New York City is experiencing a rise in self-managed buildings, where apartment residents, instead of hiring a super or a managing firm, shoulder all the responsibilites of the building themselves. Whether taking out trash, hiring contractors, maintaining the books or enforcing building rules, self-management is resulting in significant savings for these residents. While such do-it-yourself apartment owners sometimes face challenges like lack of time, skill or unequal distribution of building management responsibilities, they feel that being able to reduce their maintenance charges and to be in a better position than managing agents to care for their buildings is totally worth doing it themselves.
From The New York Times:
A small percentage of buildings in New York City, most of them with only a handful of units, operate on a system that might draw shudders from apartment owners accustomed to running to the super or calling a managing agent for any concern.
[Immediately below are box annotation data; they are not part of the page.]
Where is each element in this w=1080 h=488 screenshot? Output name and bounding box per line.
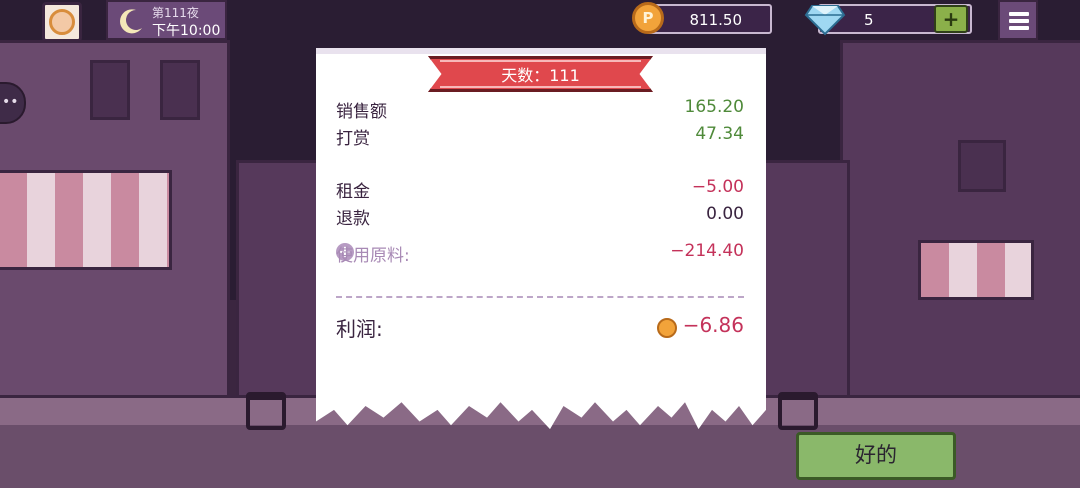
rent-label: 租金 bbox=[336, 182, 370, 202]
night-counter: 第111夜 bbox=[152, 6, 199, 20]
refund-amount: 0.00 bbox=[706, 204, 744, 224]
ingredients-label: 使用原料: bbox=[336, 246, 410, 266]
menu-icon bbox=[1009, 12, 1029, 16]
coin-icon-small bbox=[657, 318, 677, 338]
divider bbox=[336, 296, 744, 298]
ok-button[interactable]: 好的 bbox=[796, 432, 956, 480]
day-time-panel: 第111夜 下午10:00 bbox=[106, 0, 227, 40]
coin-amount: 811.50 bbox=[689, 11, 743, 29]
day-banner-text: 天数：111 bbox=[501, 66, 580, 85]
refund-label: 退款 bbox=[336, 209, 370, 229]
rent-amount: −5.00 bbox=[691, 177, 744, 197]
clock-text: 下午10:00 bbox=[152, 23, 221, 39]
coin-icon: P bbox=[632, 2, 664, 34]
tips-label: 打赏 bbox=[336, 129, 370, 149]
tips-amount: 47.34 bbox=[695, 124, 744, 144]
profit-amount: −6.86 bbox=[682, 313, 744, 337]
profit-label: 利润: bbox=[336, 317, 383, 341]
gem-amount: 5 bbox=[864, 11, 874, 29]
diamond-icon bbox=[804, 5, 846, 36]
moon-icon bbox=[120, 9, 142, 34]
player-avatar[interactable] bbox=[42, 2, 82, 42]
sales-amount: 165.20 bbox=[684, 97, 744, 117]
day-banner: 天数：111 bbox=[428, 56, 653, 92]
sales-label: 销售额 bbox=[336, 102, 387, 122]
buy-gems-button[interactable]: + bbox=[934, 5, 968, 33]
menu-button[interactable] bbox=[998, 0, 1038, 40]
coin-balance: 811.50 bbox=[646, 4, 772, 34]
ingredients-amount: −214.40 bbox=[670, 241, 744, 261]
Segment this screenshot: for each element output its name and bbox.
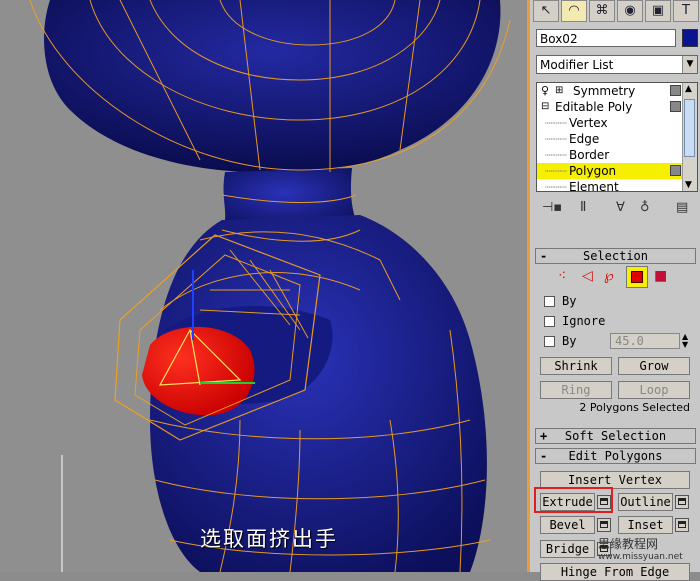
stack-item-label: Element [569, 180, 619, 192]
expand-plus-icon[interactable]: ⊞ [555, 83, 563, 99]
by-vertex-label: By [562, 294, 577, 308]
chevron-down-icon[interactable]: ▼ [682, 56, 697, 73]
stack-toolbar: ⊣▪ Ⅱ ∀ ♁ ▤ [536, 198, 698, 220]
by-angle-checkbox[interactable] [544, 336, 555, 347]
stack-scrollbar[interactable]: ▲ ▼ [682, 83, 697, 191]
selection-status: 2 Polygons Selected [579, 401, 690, 414]
scroll-thumb[interactable] [684, 99, 695, 157]
stack-item-label: Symmetry [573, 84, 636, 98]
stack-item-label: Edge [569, 132, 600, 146]
expand-sign: + [540, 429, 548, 443]
stack-toggle-icon[interactable] [670, 165, 681, 176]
border-mode-icon[interactable]: ℘ [604, 268, 614, 284]
remove-modifier-icon[interactable]: ♁ [640, 200, 650, 215]
collapse-sign: - [540, 449, 548, 463]
grow-button[interactable]: Grow [618, 357, 690, 375]
stack-item-editable-poly[interactable]: ⊟ Editable Poly [537, 99, 685, 115]
bridge-button[interactable]: Bridge [540, 540, 595, 558]
caption-text: 选取面挤出手 [200, 527, 338, 551]
vertex-mode-icon[interactable]: ⁖ [558, 268, 566, 284]
viewport[interactable]: 选取面挤出手 [0, 0, 527, 572]
stack-item-polygon[interactable]: ┈┈┈ Polygon [537, 163, 685, 179]
configure-sets-icon[interactable]: ▤ [676, 200, 688, 215]
command-panel: ↖ ◠ ⌘ ◉ ▣ T Box02 Modifier List ▼ ♀ ⊞ Sy… [527, 0, 700, 581]
stack-item-element[interactable]: ┈┈┈ Element [537, 179, 685, 192]
modifier-stack[interactable]: ♀ ⊞ Symmetry ⊟ Editable Poly ┈┈┈ Vertex … [536, 82, 698, 192]
modify-icon[interactable]: ◠ [561, 0, 587, 22]
extrude-button[interactable]: Extrude [540, 493, 595, 511]
polygon-mode-icon[interactable] [626, 266, 648, 288]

Residents of self-managed buildings do everything themselves: They take out the trash. They shovel the snowy sidewalks. They hire the contractor to fix the roof. They balance the books. They file the forms and permits required by the city Department of Buildings and Department of Finance. They enforce the building rules — no exceptions for friends and (obviously) neighbors — on everything from pets to renovations.
The money saved through pure self-management can be significant, and that of course is the main attraction. For example, a self-managed 12-unit prewar co-op in Park Slope, where two-bedroom apartments have sold recently for $589,000 and $575,000, has monthly charges of about $550 to $750 for such units, a board member said. This is significantly less than for similar units in the neighborhood.